EILEEN ADLER

"Courageous care partners recharge with self-care, striving for peaceful pinnacles
in patience, persistence, and positive 
changes, knowing when to conquer and when to comfort."

Math and Craft

Apr 26, 2020 by Eileen Adler

And all the time I thought I was just knitting or crocheting or coloring. Fasten your seat belts, it’s going to be a crafty – mathy ride!
 

Knitting and Crocheting: 

  • Skip Counting: we do this all the time, but did you think of it as a math skill? When casting on a few stitches to begin my knitting project, counting each stitch separately is fine but if you are casting on four hundred stitches, one-by-one is a waste of time.
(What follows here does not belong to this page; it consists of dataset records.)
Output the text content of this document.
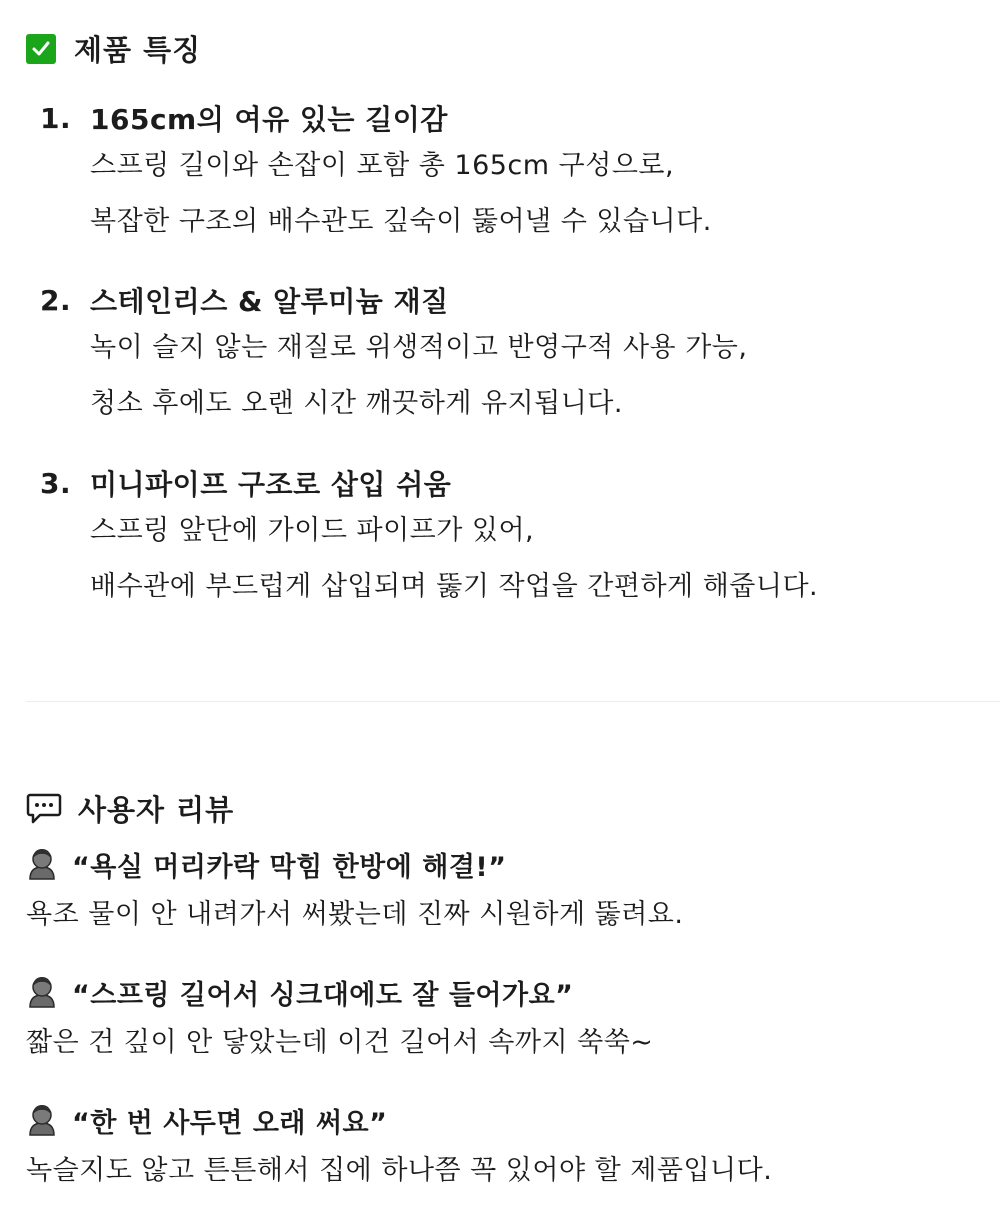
제품 특징
1. 165cm의 여유 있는 길이감
스프링 길이와 손잡이 포함 총 165cm 구성으로,
복잡한 구조의 배수관도 깊숙이 뚫어낼 수 있습니다.
2. 스테인리스 & 알루미늄 재질
녹이 슬지 않는 재질로 위생적이고 반영구적 사용 가능,
청소 후에도 오랜 시간 깨끗하게 유지됩니다.
3. 미니파이프 구조로 삽입 쉬움
스프링 앞단에 가이드 파이프가 있어,
배수관에 부드럽게 삽입되며 뚫기 작업을 간편하게 해줍니다.
사용자 리뷰
“욕실 머리카락 막힘 한방에 해결!”
욕조 물이 안 내려가서 써봤는데 진짜 시원하게 뚫려요.
“스프링 길어서 싱크대에도 잘 들어가요”
짧은 건 깊이 안 닿았는데 이건 길어서 속까지 쑥쑥~
“한 번 사두면 오래 써요”
녹슬지도 않고 튼튼해서 집에 하나쯤 꼭 있어야 할 제품입니다.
Skip count by 2s and you’ll be done in half the time!  When beginning a crochet chain, count by twos for a faster chain. 

 

  • Division: A knitter or crochet artist will often come across a set of directions something like this: increase a certain number of stitches across the row. This is a division problem because to do this evenly spaced without unwanted puckers, you must place the increased stitches evenly spaced. How do you accomplish this? Take the total number of stitches on the knitting needle or in your piece of crochet, then divide this number by the number of increased stitches required. Example: with 112 stitches, the pattern instructs us to increase eight stitches; 112 ÷ 8 = 14. Every fourteenth space or stitch increase one stitch for a total of 120 stitches.

 

  • Gauge – this is defined as the number of stitches and rows that are contained in one inch of work. If you don’t know this, your item may not be the right size. Mr. Rogers’ statue located in Pittsburg and designed by Robert Berks, is wearing a red crocheted sweater created by Alicia Kachmar in 2011. Talk about gauge!!!!

 

Coloring is so relaxing. Try your hand at coloring quilt designs using graph paper.

 

  • Using graph paper, copy the lines of quilts and color them in your way. This one is called the Courthouse Steps. Make several and assemble them.

       

 

Zentangles are abstract drawings created using repetitive patterns including a combination of dots, lines, simple curves, S-curves, and orbs. Tangling can set your creativity on its head.

      

 

 

 

Zentangles

 

 

Today is my birthday and that’s math too – I’m celebrating 876 months, 3,796 weeks, 26,663.25 days! I’m thankful for living my meaningful and purposeful life with the love of my family and friends. Thank you for sharing my journey.

 

Self-care Ritual: find something that you enjoy and mathimize it to the limit while maximizing your enjoyment.